Purpose: There is overwhelming interest to use actinium-225 ([225Ac]Ac) to develop targeted α therapies. Antibody-drug conjugates (ADC) are highly cytotoxic. Combining [225Ac]Ac with an ADC to develop an antibody-drug radioconjugate [225Ac]Ac-macropa-trastuzumab(T)-PEG6-emtansine (DM1), is expected to be more effective than its ADC (T-PEG6-DM1) against breast cancer.

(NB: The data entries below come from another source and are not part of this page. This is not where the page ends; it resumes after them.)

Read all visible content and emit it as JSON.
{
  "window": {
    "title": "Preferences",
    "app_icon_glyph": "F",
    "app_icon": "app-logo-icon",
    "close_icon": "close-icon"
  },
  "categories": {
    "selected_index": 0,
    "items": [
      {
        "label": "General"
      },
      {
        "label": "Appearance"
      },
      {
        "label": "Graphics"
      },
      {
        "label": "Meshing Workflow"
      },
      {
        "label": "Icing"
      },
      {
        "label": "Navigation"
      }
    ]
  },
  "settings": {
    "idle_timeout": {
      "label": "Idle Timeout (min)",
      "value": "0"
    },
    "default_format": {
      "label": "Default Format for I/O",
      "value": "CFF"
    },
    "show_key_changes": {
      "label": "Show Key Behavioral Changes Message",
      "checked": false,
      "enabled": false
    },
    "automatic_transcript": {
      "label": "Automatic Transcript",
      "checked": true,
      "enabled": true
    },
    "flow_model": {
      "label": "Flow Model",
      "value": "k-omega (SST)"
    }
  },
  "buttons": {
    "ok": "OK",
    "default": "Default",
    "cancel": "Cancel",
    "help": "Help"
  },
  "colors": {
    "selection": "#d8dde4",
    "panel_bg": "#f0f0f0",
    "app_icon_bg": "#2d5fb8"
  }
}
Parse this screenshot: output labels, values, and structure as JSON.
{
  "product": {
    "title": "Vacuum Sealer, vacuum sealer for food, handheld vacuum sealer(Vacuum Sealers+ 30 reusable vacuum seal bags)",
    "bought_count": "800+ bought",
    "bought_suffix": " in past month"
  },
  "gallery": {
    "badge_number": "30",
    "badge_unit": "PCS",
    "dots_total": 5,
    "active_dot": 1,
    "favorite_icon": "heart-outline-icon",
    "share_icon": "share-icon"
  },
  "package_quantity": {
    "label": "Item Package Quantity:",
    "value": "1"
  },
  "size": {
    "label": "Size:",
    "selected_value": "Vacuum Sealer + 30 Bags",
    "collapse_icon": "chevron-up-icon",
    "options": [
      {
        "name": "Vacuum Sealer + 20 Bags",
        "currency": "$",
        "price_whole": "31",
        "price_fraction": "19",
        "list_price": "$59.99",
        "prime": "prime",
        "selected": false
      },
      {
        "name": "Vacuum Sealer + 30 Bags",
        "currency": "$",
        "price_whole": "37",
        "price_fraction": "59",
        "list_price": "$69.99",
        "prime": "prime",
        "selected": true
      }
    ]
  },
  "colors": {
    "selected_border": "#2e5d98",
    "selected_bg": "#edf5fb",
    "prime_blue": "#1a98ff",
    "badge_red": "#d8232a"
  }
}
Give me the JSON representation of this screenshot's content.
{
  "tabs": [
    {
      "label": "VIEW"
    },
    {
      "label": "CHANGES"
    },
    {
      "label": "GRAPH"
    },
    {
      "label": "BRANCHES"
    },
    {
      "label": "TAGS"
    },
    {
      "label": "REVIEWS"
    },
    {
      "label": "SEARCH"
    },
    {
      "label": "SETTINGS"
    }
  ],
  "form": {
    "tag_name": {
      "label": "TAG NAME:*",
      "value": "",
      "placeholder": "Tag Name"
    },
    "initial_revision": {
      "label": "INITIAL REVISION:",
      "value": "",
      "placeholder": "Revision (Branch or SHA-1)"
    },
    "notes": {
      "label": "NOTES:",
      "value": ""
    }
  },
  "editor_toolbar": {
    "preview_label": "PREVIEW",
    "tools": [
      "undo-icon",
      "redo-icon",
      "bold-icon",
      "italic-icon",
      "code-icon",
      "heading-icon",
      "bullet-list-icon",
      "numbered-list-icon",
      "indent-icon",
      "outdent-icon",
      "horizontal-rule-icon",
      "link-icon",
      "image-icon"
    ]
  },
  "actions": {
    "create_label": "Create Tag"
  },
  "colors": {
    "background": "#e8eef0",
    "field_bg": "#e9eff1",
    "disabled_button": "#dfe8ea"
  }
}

Experimental design: [89Zr]Zr-p-isothiocyanatobenzyl desferrioxamine (DFO)-T-PEG6-DM1 (imaging) and [225Ac]Ac-macropa-T-PEG6-DM1 (radiotherapy) were developed. Biodistribution and safety evaluations of [225Ac]Ac-macropa-T-PEG6-DM1 were carried out in non-tumor-bearing BALB/c mice. MicroPET imaging and biodistribution were done using [89Zr]Zr-DFO-T-PEG6-DM1, and radiotherapy using [225Ac]Ac-macropa-T-PEG6-DM1 was carried out in athymic BALB/c nude mice bearing trastuzumab-resistant HCC1954 and trastuzumab-DM1 (T-DM1)/trastuzumab-resistant JIMT-1 tumor-bearing mice.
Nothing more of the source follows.